The Russian government is to slash by almost half the number of temporary residence permits the country issues to foreigners and stateless persons in 2025, state-owned news agency TASS reported on Wednesday.

According to a statement issued by the Cabinet of Ministers, Russia would “set the number of temporary residence permits to foreign citizens and stateless persons for 2025 … at 5,500”.

The temporary residence permits issued would be distributed equally throughout Russia’s regions depending on the number of applications received, TASS continued. Moscow and the Moscow region are due to receive the most, at 1,000 and 350 permits respectively, compared to 1,500 and 750 in 2024, while St.

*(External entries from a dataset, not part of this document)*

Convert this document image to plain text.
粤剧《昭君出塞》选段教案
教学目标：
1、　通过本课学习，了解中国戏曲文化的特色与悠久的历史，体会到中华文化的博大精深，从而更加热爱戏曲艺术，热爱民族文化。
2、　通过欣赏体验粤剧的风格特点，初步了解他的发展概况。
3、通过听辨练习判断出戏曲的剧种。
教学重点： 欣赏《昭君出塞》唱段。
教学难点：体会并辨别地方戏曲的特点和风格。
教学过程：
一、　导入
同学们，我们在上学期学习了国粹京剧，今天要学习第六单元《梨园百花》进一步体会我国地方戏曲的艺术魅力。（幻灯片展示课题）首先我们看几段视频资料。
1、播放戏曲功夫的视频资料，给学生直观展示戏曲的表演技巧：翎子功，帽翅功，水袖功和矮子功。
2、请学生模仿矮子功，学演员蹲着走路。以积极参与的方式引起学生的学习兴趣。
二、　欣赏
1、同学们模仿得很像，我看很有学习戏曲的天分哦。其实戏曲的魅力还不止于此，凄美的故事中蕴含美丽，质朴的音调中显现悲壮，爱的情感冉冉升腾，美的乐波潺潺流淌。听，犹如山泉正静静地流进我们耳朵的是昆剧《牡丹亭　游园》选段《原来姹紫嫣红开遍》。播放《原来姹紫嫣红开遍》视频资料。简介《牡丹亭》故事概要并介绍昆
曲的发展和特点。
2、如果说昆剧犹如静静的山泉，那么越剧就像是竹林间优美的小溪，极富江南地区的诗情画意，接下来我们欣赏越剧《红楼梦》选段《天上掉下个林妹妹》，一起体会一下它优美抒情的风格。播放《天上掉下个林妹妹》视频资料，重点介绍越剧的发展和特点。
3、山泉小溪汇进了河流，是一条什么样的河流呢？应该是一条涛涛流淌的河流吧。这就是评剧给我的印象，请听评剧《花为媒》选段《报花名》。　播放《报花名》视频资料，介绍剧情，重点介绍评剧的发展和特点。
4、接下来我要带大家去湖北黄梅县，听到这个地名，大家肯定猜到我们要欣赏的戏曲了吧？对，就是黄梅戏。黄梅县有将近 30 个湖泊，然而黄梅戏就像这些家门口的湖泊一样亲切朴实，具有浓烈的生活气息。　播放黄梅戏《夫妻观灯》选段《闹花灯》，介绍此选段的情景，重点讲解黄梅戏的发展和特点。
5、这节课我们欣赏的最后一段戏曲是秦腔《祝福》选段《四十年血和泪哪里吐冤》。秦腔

Petersburg is to be allocated 200 permits, down from 300 for the current year.

This is the fifth year in a row that the government has reduced the number of permits being released. In 2021, over 39,000 residence permits were issued, according to TASS, though they were capped at 13,500 in 2023 and just 10,500 in 2024.

Vyacheslav Volodin, the speaker of the State Duma, Russia’s lower house of parliament, promised in September to adopt five migration bills by the end of the year, in an attempt to “restore order” to Russia’s migration figures.

Nevertheless, Russia’s regions only issue a fraction of the temporary residence permits assigned to them by the federal government despite their decreasing overall number, with just 20.4% of this year’s quota used up in the first seven months of 2024, according to the Russian Interior Ministry.